Kieran Street in Kilkenny doesn’t hold the same attraction for me as it used to.
No surprises there, given what has been lost over the past 12 months.
At one end there’s still a Rollercoaster, but there’s no Willie Meighan therein. At the other end there’s neither a Stone House Books nor a Liz Walsh running it.
Although I still buy my music in Rollercoaster, Willie and his renowned after-sales service – unbounded sarcasm, and that was on a good day – is missing. And because the battalion of beauteous blondes - Liz, Aine and Laura - that once infested Stone House Books has been demobbed and dispersed to the winds, I find myself buying a lot of my books on Amazon.
Yes. I know. I shouldn’t. Evil online corporate behemoths and all of that. For the record, I do pop in to the Book Centre and Dubray and Micheál Atkins’s bargain books emporium in the Butter Slip and make purchases there too.
Is it so wrong of me, then, to confess that I kind of enjoy the process of online purchasing? The surfing for new or old or half-forgotten titles? The clicking of the appropriate boxes? The frisson when the postman arrives with the parcel? Or am I just wicked beyond redemption?
(I hope Liz Walsh is not reading this. She’d kill me.)
Anyway, I bought a few books lately that I wouldn’t have been able to obtain otherwise. One was Can’t Anybody Here Play This Game?, the great newspaper columnist Jimmy Breslin’s succinct account (117 pages) of the New York Mets’ first year, a season in which they contrived to lose 120 out of a possible 162 games.
All-time star columnists
Now I know next to nothing about baseball. But Breslin was one of the all-time star columnists, his interview the next day with the man who dug JFK’s grave – what a wonderful piece of lateral thinking for an article – being still a set text in journalism schools. I know I’ll enjoy Can’t Anybody Here Play This Game? because I know there’s no way I cannot.
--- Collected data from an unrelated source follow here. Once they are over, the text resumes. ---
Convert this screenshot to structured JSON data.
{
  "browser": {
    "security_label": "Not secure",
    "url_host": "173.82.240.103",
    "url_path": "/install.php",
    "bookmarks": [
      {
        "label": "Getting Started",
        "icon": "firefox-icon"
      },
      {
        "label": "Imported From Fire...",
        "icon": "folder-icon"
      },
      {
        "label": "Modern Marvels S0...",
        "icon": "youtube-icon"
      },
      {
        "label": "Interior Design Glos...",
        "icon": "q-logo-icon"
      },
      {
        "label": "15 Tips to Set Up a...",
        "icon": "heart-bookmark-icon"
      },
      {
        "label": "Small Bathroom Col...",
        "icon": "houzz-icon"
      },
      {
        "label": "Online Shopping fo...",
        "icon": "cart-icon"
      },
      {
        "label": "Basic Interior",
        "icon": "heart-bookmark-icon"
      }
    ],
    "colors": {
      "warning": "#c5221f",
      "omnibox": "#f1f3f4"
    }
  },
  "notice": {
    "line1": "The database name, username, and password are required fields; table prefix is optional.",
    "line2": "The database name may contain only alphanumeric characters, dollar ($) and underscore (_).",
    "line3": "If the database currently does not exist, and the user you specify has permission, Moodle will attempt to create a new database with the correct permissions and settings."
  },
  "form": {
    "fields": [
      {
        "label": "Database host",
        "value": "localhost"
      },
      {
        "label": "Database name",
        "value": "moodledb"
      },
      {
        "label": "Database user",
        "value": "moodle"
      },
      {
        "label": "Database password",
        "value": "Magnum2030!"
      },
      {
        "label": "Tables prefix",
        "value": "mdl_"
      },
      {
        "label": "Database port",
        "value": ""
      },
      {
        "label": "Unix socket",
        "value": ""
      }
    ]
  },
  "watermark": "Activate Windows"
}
Another recent purchase is the History of the Cheltenham Gold Cup by John Welcome. It was published in 1973 and I borrowed it from the library on John’s Quay many moons ago.
I look forward to reacquainting myself with such long-forgotten nags as Limber Hill and Kerstin, while readers old enough to remember Arkle may be interested in what Welcome had to say about the great steeplechaser’s good fortune to end up being trained by Tom Dreaper. “His horses were never hurried. Patience, kindness, sympathy were the keywords, or some of them, in Dreaper’s success.”
History of tactics
Also on the list is the latest tome from Jonathan Wilson, the author of Inverting the Pyramid, the must-read (I still haven’t, of course) account of the history of tactics in soccer. Wilson’s new offering is compelling, and that’s only its title: The Barcelona Legacy: Guardiola, Mourinho and the Fight for Football’s Soul. Self-explanatory, really, but it’ll be interesting to see if Guardiola comes across as whiter than white and Mourinho as the opposite.
I’ll also be keeping an eye out for a few books due to hit the shelves in the next few weeks. One is the updated version of Stand Up and Fight, Alan English’s splendid, densely researched retelling of Munster’s victory against the All Blacks in 1978 (40 years ago, hence the update.) There’s also a second Davy Fitz autobiography coming down the tracks, which could be really interesting if he doesn’t make it all about himself. Paradoxical with an autobiography, obviously, but in Davy’s case I suspect you know what I mean...
So yes, fair enough. I really should wean myself off this destructive Amazon purchasing habit. Too many books, too little time.
And no, Kieran Street will never be the same again either.